Export-Import Bank’s Reconsideration is Good, But Ad Hoc

Wall Street Journal, “U.S. Ex-Im Bank Reconsiders India Coal Project“:

The U.S. Export-Import Bank backed down Wednesday from an environmental-protection stand that threatened to cost hundreds of U.S. jobs.

The federal export-credit agency said Wednesday its board will reconsider a decision last week against providing loan guarantees to help finance the purchase of U.S. coal-mining equipment by Reliance Power Ltd of India. The Ex-Im Bank had denied that support on the ground that the equipment was to be used to feed a new coal-fired power plant that will create carbon-dioxide emissions.

In a letter to Reliance Wednesday, the bank invited the company to reapply for the guarantees. The bank said it now would take into account Reliance’s plans to build two solar-powered electricity plants in India and their potential to offset environmental damage from the coal project.

As we observed yesterday, “It’s hard to see how President Obama can travel to Racine, Wisc., Wednesday to talk about the economy and not have this issue resolved.” And so THIS issue, the conflict over this specific project, is resolved by the Export-Import Bank finding a face-saving way to reconsider its 2-1 vote against financing the loan guarantees.

Congratulations on getting this one right, albeit only after Wisconsin political leaders, groups like the NAM, members of Congress and even the White House told the Export-Import Bank to wise up.

But from what we read in the news accounts, this “compromise” keeps the fundamental problem in place, and that’s policies that emphasize environmental purity over exports and export-related jobs. Ex-Im Bank Chairman Fred Hochberg explained the Board’s original 2-1 vote against the financing in a statement:

President Obama has made clear his administration’s commitment to transition away from high-carbon investments and toward a cleaner-energy future. After careful deliberation, the Export-Import Bank board voted not to proceed with this project because of the projected adverse environmental impact.

The bank’s misplaced emphasis threatened the loss of $600 million in sales and 1,000 jobs for Bucyrus and its suppliers, and denying the financing would not have accomplished a single environmental benefit. On the contrary. Less efficient and environmentally attuned companies in Belarus or China would have built the equipment for the mine and power plant in India.

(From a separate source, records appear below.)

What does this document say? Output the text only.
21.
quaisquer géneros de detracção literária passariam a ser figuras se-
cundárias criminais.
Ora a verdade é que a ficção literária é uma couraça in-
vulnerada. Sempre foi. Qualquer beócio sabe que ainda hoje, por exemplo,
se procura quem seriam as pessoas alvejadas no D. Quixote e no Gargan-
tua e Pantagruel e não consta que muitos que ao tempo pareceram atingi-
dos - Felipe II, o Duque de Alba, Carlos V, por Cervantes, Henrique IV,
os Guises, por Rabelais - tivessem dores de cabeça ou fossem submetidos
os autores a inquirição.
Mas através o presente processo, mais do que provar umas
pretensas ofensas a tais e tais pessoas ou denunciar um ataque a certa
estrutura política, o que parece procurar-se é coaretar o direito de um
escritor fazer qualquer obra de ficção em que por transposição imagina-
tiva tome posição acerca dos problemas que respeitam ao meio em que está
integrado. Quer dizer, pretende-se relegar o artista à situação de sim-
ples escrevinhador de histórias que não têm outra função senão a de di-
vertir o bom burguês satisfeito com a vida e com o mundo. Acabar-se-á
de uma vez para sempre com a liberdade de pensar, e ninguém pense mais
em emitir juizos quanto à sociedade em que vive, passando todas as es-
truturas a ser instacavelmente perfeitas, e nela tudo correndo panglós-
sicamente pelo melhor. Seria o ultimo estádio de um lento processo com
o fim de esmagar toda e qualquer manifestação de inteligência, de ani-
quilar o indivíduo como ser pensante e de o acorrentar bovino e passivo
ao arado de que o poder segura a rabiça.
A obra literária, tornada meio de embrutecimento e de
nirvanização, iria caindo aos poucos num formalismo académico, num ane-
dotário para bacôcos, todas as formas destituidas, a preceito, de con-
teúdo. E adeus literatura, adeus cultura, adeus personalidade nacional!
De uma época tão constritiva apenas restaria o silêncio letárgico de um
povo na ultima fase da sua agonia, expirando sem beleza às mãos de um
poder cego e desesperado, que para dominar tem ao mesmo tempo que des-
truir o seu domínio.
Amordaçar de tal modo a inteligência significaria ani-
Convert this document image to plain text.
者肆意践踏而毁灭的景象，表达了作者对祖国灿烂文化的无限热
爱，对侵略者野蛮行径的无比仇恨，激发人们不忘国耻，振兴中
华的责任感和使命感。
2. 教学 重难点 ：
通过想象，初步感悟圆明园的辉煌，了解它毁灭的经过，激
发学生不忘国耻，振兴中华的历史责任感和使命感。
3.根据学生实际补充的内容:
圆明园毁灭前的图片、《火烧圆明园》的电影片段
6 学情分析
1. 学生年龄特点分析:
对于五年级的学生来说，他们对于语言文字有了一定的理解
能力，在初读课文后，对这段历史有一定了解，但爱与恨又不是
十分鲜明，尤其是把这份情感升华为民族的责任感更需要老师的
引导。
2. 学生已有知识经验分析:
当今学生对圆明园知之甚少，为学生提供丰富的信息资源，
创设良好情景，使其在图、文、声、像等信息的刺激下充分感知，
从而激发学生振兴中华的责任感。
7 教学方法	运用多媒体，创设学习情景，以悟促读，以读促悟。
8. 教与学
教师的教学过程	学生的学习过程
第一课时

Here’s the reality of the situation: India, China and other developing countries are going to burn coal as they industrialize and strive to move hundreds of millions of people out of poverty. They’re going to dig and operate coal mines and burn that coal in power plants, whether the United States likes it or not. An export-financing agency should focus on its mission of supporting U.S. exports, not on driving a global environmental agenda. By doing so, U.S. manufacturers will stay in the competitive game, having access to a market not just for mining equipment, but for all sorts of manufactured goods — including environmental technology.